ClinGen Dosage Sensitivity Curation Page

PCSK9

  • Curation Status: Complete

Location Information

Select assembly: (NC_000001.10) (NC_000001.11)
  • Haploinsufficiency score: Haploinsufficiency unlikely
  • Strength of Evidence (disclaimer): Haploinsufficiency unlikely
Evidence for haploinsufficiency phenotype
PubMed ID Description
19191301 Nonsense mutations in PCSK9 appear to be polymorphic and confer susceptibility to low LDL cholesterol (hypocholesterolemia) whereas dominant missense mutations predispose to high LDL cholesterol.
15654334 African Americans carry two loss of function changes in PCSK9 with a combined frequency of 2%. These variants resulted in a 40% reduction in plasma levels of LDL cholesterol.

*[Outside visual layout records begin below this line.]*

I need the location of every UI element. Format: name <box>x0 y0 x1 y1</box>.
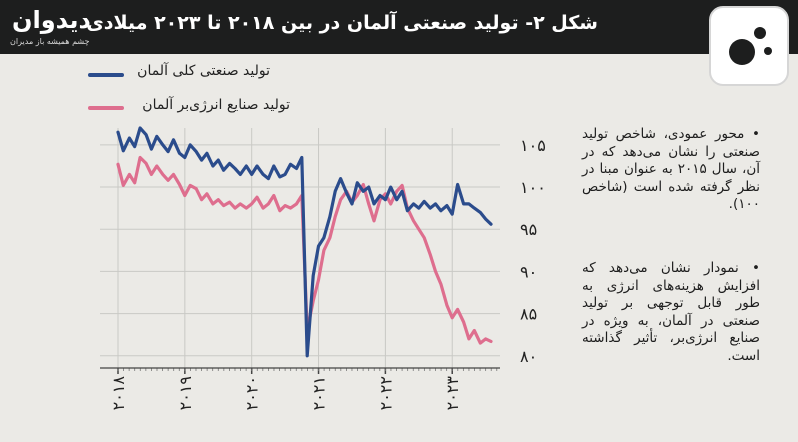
legend-label-overall: تولید صنعتی کلی آلمان <box>137 63 270 79</box>
x-tick-label: ۲۰۱۸ <box>109 376 128 411</box>
legend-item-energy: تولید صنایع انرژی‌بر آلمان <box>142 97 290 113</box>
x-tick-label: ۲۰۲۰ <box>243 376 262 410</box>
chart-title: شکل ۲- تولید صنعتی آلمان در بین ۲۰۱۸ تا … <box>86 12 598 34</box>
y-tick-label: ۹۵ <box>520 220 537 239</box>
grid <box>100 128 500 368</box>
x-tick-label: ۲۰۲۲ <box>376 376 395 410</box>
series-line-overall <box>116 126 493 358</box>
legend-item-overall: تولید صنعتی کلی آلمان <box>137 63 270 79</box>
y-tick-label: ۸۰ <box>520 347 537 366</box>
y-tick-label: ۸۵ <box>520 305 537 324</box>
logo-tagline: چشم همیشه باز مدیران <box>10 37 90 46</box>
note-2: • نمودار نشان می‌دهد که افزایش هزینه‌های… <box>582 260 760 364</box>
series-lines <box>116 126 493 358</box>
y-tick-label: ۱۰۵ <box>520 136 546 155</box>
y-tick-label: ۱۰۰ <box>520 178 546 197</box>
legend-label-energy: تولید صنایع انرژی‌بر آلمان <box>142 97 290 113</box>
circles-logo-icon <box>729 27 772 65</box>
x-tick-label: ۲۰۲۳ <box>443 376 462 411</box>
x-tick-label: ۲۰۱۹ <box>176 376 195 410</box>
legend-swatch-energy <box>88 106 124 110</box>
legend-swatch-overall <box>88 73 124 77</box>
logo-name: دیدوان <box>12 6 91 34</box>
brand-logo-card <box>709 6 789 86</box>
logo[interactable]: دیدوان چشم همیشه باز مدیران <box>8 6 104 50</box>
header-bar: دیدوان چشم همیشه باز مدیران شکل ۲- تولید… <box>0 0 798 54</box>
y-tick-label: ۹۰ <box>520 262 537 281</box>
x-tick-label: ۲۰۲۱ <box>310 376 329 410</box>
axes: ۸۰ ۸۵ ۹۰ ۹۵ ۱۰۰ ۱۰۵ ۲۰۱۸ ۲۰۱۹ ۲۰۲۰ ۲۰۲۱ ۲۰۲۲ ۲۰۲۳ <box>100 136 546 411</box>
note-1: • محور عمودی، شاخص تولید صنعتی را نشان م… <box>582 126 760 212</box>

Haploinsufficiency phenotype comments:

Nonsense mutations in PCSK9 appear to be polymorphic and confer susceptibility to low LDL cholesterol (hypocholesterolemia) whereas dominant missense mutations predispose to high LDL cholesterol. There are also multiple reports of deletion CNVs at or near (and could be extending into depending on array resolution) PCSK9 in DGV. There are many PCSK9 frameshift and stop gain changes listed in ExAc (one at high frequency = 33 alleles = p.Tyr142Ter, rs67608943).

  • Triplosensitivity score: 0
  • Strength of Evidence (disclaimer): No evidence for dosage pathogenicity

Triplosensitivity phenotype comment:

There is no evidence at present for triplosensitivity of PCSK9.